Okay, December 21, 2012. Bad enough the world has to come to an end just four days before Christmas. Why can't the world end the day after Christmas, after we've had a chance to play with our presents? I mean, why even bother with Christmas shopping if it's all going to get blown up before we can give it to anybody? Or better yet let the world end in January so we can have one last New Years bash! Here's another thing: I figured it out and December 21, 2012 falls on a Friday. Why can't armageddon happen on a Monday, when we're all back at our jobs facing a long work week, and then BOOM! the world ends and we get out of it! But no, it will happen on a Friday when we're finishing the work week, yelling Thank God It's Friday! and then BOOM! the world ends and we're all cheated out of one final weekend! I say we fight this injustice! Go to your nearest Mayan Priest and voice your dissent! If we band together we can postpone it another week and a half! Our motto: Apocolypse Later!

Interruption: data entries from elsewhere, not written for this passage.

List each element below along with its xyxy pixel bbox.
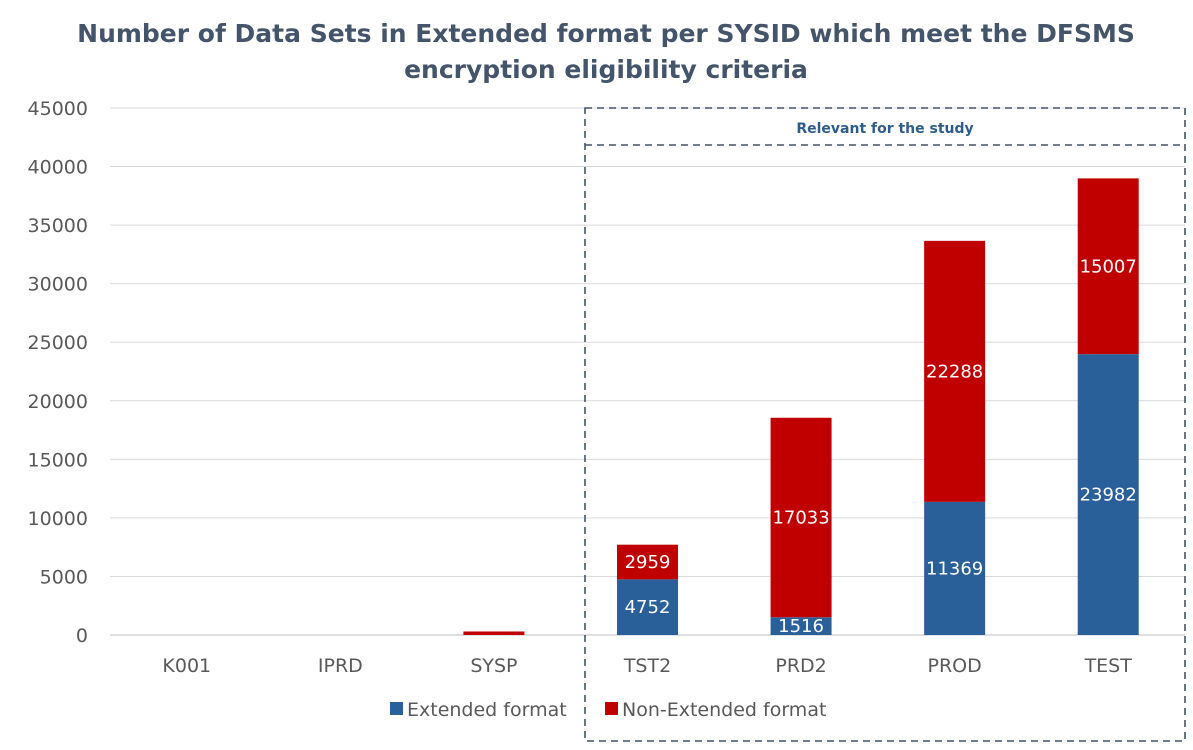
x-tick-label: PRD2 <box>775 655 826 677</box>
y-tick-label: 35000 <box>28 215 88 237</box>
legend-label-extended: Extended format <box>407 699 567 721</box>
data-label-prod-non-extended-format: 22288 <box>926 361 983 382</box>
x-tick-label: TEST <box>1084 655 1133 677</box>
y-tick-label: 25000 <box>28 332 88 354</box>
data-label-prd2-non-extended-format: 17033 <box>772 508 829 529</box>
bar-prd2-extended-format <box>770 617 832 635</box>
x-tick-label: PROD <box>928 655 982 677</box>
x-tick-label: IPRD <box>318 655 363 677</box>
bar-test-non-extended-format <box>1077 178 1139 355</box>
y-tick-label: 10000 <box>28 508 88 530</box>
data-label-prd2-extended-format: 1516 <box>778 616 824 637</box>
bar-sysp-non-extended-format <box>463 631 525 635</box>
data-label-tst2-non-extended-format: 2959 <box>625 552 671 573</box>
bar-test-extended-format <box>1077 354 1139 635</box>
study-region-box <box>584 107 1186 742</box>
bar-prd2-non-extended-format <box>770 417 832 618</box>
legend: Extended format Non-Extended format <box>390 699 826 721</box>
chart-title: Number of Data Sets in Extended format p… <box>77 19 1135 84</box>
x-axis: K001 IPRD SYSP TST2 PRD2 PROD TEST <box>162 655 1132 677</box>
bar-tst2-extended-format <box>617 579 678 635</box>
data-label-prod-extended-format: 11369 <box>926 558 983 579</box>
legend-label-non-extended: Non-Extended format <box>622 699 826 721</box>
x-tick-label: SYSP <box>470 655 517 677</box>
y-tick-label: 20000 <box>28 391 88 413</box>
x-tick-label: K001 <box>162 655 211 677</box>
y-tick-label: 45000 <box>28 98 88 120</box>
y-tick-label: 5000 <box>40 566 88 588</box>
bar-tst2-non-extended-format <box>617 544 678 580</box>
y-tick-label: 30000 <box>28 274 88 296</box>
x-tick-label: TST2 <box>623 655 671 677</box>
bar-prod-non-extended-format <box>924 240 986 502</box>
data-labels: 4752 2959 1516 17033 11369 22288 23982 15007 <box>625 256 1137 637</box>
y-tick-label: 15000 <box>28 449 88 471</box>
legend-swatch-non-extended <box>605 702 618 715</box>
chart-title-line-2: encryption eligibility criteria <box>404 55 808 84</box>
legend-swatch-extended <box>390 702 403 715</box>
data-label-test-extended-format: 23982 <box>1080 485 1137 506</box>
study-annotation: Relevant for the study <box>584 107 1186 742</box>
y-axis: 0 5000 10000 15000 20000 25000 30000 35000 40000… <box>28 98 88 647</box>
chart-title-line-1: Number of Data Sets in Extended format p… <box>77 19 1135 48</box>
bar-prod-extended-format <box>924 501 986 635</box>
data-label-tst2-extended-format: 4752 <box>625 597 671 618</box>
bars <box>463 178 1139 635</box>
study-region-label: Relevant for the study <box>796 121 973 137</box>
y-tick-label: 40000 <box>28 157 88 179</box>
y-tick-label: 0 <box>76 625 88 647</box>
data-label-test-non-extended-format: 15007 <box>1080 256 1137 277</box>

lol... I love this! Did anyone consider that maybe the Maya just realized they didn't need to make quite such a big calendar? Maybe they were planning on making another one later... but their society was destroyed so they never had the chance... I mean, it was already pretty far in advance, how far were they supposed to go before taking a break?
i like this too! there is just one problem though. :sad: the world will end in 2010, with the invasion of earth. :willy_nilly:
Maybe the Mayans just got sick of carving a million numbers into a huge ass slab of rock with primitive tools.

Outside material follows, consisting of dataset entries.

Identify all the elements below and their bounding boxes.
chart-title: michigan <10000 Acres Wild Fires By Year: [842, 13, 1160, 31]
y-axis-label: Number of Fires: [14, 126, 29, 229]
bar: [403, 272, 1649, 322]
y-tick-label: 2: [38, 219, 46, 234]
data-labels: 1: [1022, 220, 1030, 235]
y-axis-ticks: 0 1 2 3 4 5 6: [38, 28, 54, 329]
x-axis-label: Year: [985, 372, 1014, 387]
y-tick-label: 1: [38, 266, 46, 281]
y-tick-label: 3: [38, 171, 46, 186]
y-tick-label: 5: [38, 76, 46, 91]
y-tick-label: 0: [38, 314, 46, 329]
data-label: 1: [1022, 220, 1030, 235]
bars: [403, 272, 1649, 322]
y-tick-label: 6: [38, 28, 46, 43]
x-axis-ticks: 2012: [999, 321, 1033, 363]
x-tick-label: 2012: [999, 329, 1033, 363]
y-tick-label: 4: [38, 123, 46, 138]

Think I'll call in sick on that day, what the hell it's the end of the world, but wouldn't it be just my luck that the world doesn't come to an end, they find out I wasn't really sick and I get fired? I mean, what could be worse than that?!

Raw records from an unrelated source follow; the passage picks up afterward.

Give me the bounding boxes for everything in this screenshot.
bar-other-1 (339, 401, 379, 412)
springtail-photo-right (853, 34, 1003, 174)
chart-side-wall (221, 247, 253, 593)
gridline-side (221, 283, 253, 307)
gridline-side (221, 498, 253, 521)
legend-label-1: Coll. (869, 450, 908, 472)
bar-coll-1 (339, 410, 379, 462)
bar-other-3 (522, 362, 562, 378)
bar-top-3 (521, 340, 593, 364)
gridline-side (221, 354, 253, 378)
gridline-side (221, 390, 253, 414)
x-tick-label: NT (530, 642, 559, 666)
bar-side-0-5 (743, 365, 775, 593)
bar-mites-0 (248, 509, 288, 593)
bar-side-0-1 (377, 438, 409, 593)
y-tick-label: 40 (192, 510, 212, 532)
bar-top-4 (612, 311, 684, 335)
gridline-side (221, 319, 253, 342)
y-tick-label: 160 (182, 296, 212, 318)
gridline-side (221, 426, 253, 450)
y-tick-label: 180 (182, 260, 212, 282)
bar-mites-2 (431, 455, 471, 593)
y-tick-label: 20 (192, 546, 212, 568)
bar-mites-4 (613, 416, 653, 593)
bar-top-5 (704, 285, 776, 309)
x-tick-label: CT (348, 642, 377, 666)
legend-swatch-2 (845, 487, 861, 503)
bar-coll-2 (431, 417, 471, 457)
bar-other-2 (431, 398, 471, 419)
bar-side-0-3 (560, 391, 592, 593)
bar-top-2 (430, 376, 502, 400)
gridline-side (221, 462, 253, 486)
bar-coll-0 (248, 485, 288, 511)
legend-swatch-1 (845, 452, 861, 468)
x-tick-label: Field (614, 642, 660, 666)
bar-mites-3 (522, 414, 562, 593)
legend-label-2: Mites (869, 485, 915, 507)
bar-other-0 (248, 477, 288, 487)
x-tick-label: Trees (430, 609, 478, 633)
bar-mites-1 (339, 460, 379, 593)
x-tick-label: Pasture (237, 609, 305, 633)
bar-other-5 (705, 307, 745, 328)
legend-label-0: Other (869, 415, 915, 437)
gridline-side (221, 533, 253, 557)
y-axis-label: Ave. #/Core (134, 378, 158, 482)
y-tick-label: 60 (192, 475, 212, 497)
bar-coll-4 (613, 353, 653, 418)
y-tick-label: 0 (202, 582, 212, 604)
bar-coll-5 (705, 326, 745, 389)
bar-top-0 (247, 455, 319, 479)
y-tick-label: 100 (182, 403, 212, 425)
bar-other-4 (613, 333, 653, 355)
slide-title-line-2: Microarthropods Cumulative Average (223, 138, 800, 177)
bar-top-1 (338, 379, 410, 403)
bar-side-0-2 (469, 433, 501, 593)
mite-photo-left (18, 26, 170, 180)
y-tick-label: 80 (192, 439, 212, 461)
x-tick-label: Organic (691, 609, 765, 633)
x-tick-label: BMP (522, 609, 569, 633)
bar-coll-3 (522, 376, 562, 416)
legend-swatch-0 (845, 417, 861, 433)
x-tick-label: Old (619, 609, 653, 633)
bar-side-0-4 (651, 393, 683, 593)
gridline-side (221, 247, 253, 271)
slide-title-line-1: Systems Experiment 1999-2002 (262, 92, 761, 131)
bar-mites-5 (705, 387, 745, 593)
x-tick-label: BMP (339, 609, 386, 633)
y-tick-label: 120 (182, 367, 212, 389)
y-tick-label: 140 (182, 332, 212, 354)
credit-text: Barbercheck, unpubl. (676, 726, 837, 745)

that may very well be part of it. but i think also, they figured out how often humanity as a species goes 'on the rag' and according to their calculations, well i think they're calculations were off by 11 years. 11 out of whatever the square of 226 happens to be, isn't all that bad to be off by.
U know what would be funny. If enuf ppl will not go to work at that date and the world does not end maybe from then on every year at a same day a new holiday is born like new April fulls day or something.
It is interesting how people will act around that time, even people who don't believe the world will end may still take days off (just in case). To the OP, AMEN!
Hmmm....Imagine if on December 22, 2012 all the Mayans in the world yell, "April Fool!" That would really be one on us! That's what we'd get for nearly wiping them out!
haha OP i don't think the world will end that day but i do think people are going to start acting a bit psycho the week of.
I'll probably get hit by a car before then anyway, so I'm not worried. And if the world does start bursting into flames, I'll just shoot enough heroin so I won't feel it and I'll die comfortably numb...
we weren't supposed to tell anybody. not yet anyway. let it still be a surprise. of course since nobody listens to us anyway, it still will be. what they HAVE predicted in the past, are periods of relative collective human more and less, on the rag ness. that these things do sort of run in cycles. but nixon, ragun and bush were the big ones, hopefully we won't get another hitler or something.
I thought that 2012 marked the alignment of everything in our galaxy ending one full "galaxy year" and starting a new one if you will. If that is the case then the Mayans wouldn't need to go farther since planetary alignment would just start from the beginning of the calendar again. The only part of the end of the world thing i could buy into is the pole shift theory which would move the equator thus melting the polar ice caps and signaling Noah to start rounding up the animals to put on his arc.
more gullible idiots then? The Mayan Calendar is just a Calendar, time going in cycles, just like our western calendar does. The world doesn't end every December 31st, or at the turn of every decade, or every century, or even every millenium. Daft numpties!
It would be a long way off before the shift was complete. Pole shifts don't just wait for a certain day and then BAM they switch. It's very gradual. We would be able to see the changes and adjust for them.
rather precisely. (well everything their astronomy could observe and weave into their beliefs anyway) people just love being mind bogglingly illogical especially if it means there's something big they can't do anything about they can use as a cop-out. logically a lot of things begin and end, sure. just not that spectacularly on nice even numbered dates on anyone's calender. as soon as that one blows over someone will be working on the next one.